Siedlungsgebiet und Infrastrukturen müssen vor Hochwasser geschützt werden. Das gilt vorwiegend im Alpenrheintal, Thurtal, Rhonetal, Aaretal usw. Seit der letzten Eiszeit füllen diese Flüsse die Talböden auf, mit Geschiebe und Feinmaterial. Die Ablagerung erfolgte in ständig sich verschiebenden (mäandrierenden) Fliessbewegungen über die ganzen Talböden. Pflanzenwachstum, Wälder und Wiesen haben in Jahrtausenden auf diesen aufgeschwemmten Geröllhalden jene Böden gebildet, auf denen heute Ackerbau betrieben werden kann.
Mit der Zunahme von Bevölkerung, Dörfern und Verkehrswegen mussten die bisher frei über die Talböden mäandrierenden Gewässer auf einen geeigneten Lauf eingeengt — eben «korrigiert» — werden. Korrigierte Flüsse haben deshalb keinen natürlichen Gewässerraum mehr.
Das Geschiebe richtig lenken
Auch für das Geschiebe musste damals eine Lösung gefunden werden. Mit Buhnen zur Uferbefestigung wurde der Wasserfluss im Randbereich abgebremst und zur gewünschten Linie des neuen «korrigierten» Flussbettes gelenkt. Das Geschiebe lagerte sich im Randbereich ab und stabilisierte dadurch seitlich den korrigierten Flussverlauf. Damit entstand ein korrigierter Flussquerschnitt mit einem engeren, tiefergelegenen Bereich, der mit genügend Zugkraft das Geschiebe immer in Bewegung hielt. Dieser verhinderte, dass Geschiebe sich ansammelt und den Abflussquerschnitt versperrt (verklaust) und somit bei Hochwasser nicht den Talboden überschwemmt.
Bei Hochwasser lagerte sich das in grösseren Mengen transportierte Feinmaterial im Bereich der Buhnen ab.
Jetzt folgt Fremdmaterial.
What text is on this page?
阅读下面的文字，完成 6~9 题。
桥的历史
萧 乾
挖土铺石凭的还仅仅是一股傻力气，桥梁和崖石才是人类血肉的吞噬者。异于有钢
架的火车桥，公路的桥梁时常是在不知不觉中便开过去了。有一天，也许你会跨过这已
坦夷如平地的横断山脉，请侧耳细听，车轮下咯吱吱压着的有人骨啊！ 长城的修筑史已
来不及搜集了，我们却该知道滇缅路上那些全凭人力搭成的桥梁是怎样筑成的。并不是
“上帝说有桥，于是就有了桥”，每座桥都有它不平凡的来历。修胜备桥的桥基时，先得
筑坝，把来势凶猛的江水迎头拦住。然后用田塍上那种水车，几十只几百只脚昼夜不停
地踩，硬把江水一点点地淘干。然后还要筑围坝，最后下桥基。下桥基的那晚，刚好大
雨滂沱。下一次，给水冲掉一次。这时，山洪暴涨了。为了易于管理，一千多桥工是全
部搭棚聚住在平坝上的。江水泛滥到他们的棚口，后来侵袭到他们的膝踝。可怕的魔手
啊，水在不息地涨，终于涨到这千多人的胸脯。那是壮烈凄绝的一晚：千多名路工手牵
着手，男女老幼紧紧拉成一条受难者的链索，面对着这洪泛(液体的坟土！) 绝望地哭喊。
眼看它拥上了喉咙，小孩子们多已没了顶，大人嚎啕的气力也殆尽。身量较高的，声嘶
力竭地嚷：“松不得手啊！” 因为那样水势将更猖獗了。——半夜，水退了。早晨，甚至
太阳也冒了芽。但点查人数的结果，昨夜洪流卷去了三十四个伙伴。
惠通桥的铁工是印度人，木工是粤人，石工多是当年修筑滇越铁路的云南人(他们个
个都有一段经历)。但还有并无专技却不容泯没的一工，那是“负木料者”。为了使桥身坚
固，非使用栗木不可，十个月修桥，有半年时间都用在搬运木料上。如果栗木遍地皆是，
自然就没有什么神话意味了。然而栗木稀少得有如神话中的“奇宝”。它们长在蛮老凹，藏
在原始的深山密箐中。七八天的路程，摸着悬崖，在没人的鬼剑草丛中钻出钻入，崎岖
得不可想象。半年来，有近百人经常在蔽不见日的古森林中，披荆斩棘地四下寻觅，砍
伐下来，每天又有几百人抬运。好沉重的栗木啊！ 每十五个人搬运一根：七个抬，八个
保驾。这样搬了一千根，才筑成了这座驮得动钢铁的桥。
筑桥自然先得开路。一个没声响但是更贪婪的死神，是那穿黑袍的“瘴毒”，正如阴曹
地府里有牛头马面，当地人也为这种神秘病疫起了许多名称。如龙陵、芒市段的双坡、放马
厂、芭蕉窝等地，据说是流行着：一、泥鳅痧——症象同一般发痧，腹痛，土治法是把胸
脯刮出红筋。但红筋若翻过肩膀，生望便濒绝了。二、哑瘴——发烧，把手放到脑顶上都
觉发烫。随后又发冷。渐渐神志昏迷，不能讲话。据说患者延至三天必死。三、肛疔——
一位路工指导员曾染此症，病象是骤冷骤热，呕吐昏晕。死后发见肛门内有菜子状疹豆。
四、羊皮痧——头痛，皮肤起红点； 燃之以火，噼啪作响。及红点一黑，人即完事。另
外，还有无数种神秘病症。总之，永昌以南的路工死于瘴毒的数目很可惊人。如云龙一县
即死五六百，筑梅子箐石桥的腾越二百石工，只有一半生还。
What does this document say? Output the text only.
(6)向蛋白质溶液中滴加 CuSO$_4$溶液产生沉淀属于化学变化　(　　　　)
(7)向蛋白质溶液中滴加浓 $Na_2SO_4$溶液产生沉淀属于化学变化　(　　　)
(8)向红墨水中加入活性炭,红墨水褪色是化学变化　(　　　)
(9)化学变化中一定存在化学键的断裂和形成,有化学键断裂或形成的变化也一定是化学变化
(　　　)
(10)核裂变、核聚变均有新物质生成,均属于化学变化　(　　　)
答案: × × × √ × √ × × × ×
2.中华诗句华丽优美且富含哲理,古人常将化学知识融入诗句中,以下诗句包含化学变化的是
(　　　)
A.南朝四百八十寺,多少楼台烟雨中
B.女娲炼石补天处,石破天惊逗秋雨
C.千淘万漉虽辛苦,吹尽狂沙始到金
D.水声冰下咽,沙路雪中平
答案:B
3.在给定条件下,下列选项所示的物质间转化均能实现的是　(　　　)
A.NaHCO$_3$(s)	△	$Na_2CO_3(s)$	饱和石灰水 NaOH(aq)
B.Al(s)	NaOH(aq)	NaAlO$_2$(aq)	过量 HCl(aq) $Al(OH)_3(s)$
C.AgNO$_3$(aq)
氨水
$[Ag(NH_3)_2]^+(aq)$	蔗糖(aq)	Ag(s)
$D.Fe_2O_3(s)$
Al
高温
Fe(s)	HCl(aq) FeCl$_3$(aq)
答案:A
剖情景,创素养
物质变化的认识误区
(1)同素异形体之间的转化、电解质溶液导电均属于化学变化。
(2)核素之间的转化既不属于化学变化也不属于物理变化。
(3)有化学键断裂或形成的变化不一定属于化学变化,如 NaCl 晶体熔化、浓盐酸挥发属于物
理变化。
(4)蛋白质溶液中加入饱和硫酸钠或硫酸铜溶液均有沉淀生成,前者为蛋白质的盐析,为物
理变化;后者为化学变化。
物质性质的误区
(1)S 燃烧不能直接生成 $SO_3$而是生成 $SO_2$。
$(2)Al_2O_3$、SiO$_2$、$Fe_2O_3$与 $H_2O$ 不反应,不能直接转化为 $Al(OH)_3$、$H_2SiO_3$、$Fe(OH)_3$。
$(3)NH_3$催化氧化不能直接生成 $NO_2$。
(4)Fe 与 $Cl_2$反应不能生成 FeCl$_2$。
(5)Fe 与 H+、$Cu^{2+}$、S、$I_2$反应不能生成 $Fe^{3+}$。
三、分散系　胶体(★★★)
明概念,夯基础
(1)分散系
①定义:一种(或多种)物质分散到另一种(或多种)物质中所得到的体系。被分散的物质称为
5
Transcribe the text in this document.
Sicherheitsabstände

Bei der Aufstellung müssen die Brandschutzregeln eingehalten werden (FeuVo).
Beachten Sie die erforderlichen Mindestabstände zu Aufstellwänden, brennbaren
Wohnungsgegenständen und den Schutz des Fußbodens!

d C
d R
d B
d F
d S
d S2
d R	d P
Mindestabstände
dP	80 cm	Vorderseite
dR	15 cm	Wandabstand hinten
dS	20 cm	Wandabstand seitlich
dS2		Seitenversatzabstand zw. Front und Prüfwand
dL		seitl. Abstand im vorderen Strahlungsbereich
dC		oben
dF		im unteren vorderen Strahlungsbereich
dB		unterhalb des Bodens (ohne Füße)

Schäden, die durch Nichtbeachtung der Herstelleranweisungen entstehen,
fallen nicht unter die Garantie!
Dies führte zur Auflandung der heutigen Vorländer, welche als gute Meliorationsböden der Ernährung dienen.
Intensivere Niederschläge verlangen heute, dass die Dämme, die vor mehr als 100 Jahren mit Schaufel und Pickel erstellt wurden, mit der heutigen Bautechnik nachgebessert und wo nötig bis zu einem Meter erhöht werden, um ein 100-jährliches Hochwasser sicher ableiten zu können.
Das Rad der Geschichte kann man nicht einfach zurückdrehen
In Unkenntnis dieser Entstehungsgeschichte wird heute verlangt, man solle, anstatt die Dämme nachzubessern, das Vorland wieder abschwemmen. Also alles rückgängig machen, um dadurch den Flussquerschnitt aufzuweiten. Diese Aufweitung könne dann sowohl dem Hochwasserschutz als auch der Renaturierung der Gewässer, insbesondere der Gewässerfauna, dienen.
Doch das ist ein folgenschwerer Irrtum: Durch das Herausreissen der Seitenverbauungen ändert sich die Zugkraft des korrigierten Flusses und führt folglich zu Verklausungen bzw. zu permanentem Baumaschineneinsatz.
Zudem können in den so aufgeweiteten Geröllhalden und dem dadurch geringeren Wasserstand die Fische bei den häufigeren Hitzewellen nicht überleben.
Schliesslich bewirken die «neuen Geröllhalden» einen ungefilterten Eintritt des Flusswassers, das bei Hochwasser unvorhersehbare Verunreinigungen mitführt, ins Grundwasser.
Eine gute eidgenössische Lösung wäre:
- Hochwasserschutz: Nachbesserung der Dämme
- Bodenschutz: Schutz der ertragreichen Ackerböden und kein Abschwemmen der Vorländer
- Grundwasserschutz: Erhalten der Filterwirkung der Vorländer und die örtliche Flusssohlenerosion sanieren
- Naturschutz und Gewässerschutz: Schaffen von Rückzugsorten, Laichplätzen und Fischgängigkeit entlang des korrigierten Flusses
Die Gesamtkosten könnten auf diese Weise drastisch auf einen Bruchteil des durch Flussaufweitungen ausgelösten Aufwandes gesenkt werden. Mit dem so eingesparten Geld kann das Budget für Massnahmen zum Schutz der Natur, insbesondere der Gewässerfauna, um ein Mehrfaches erweitert werden.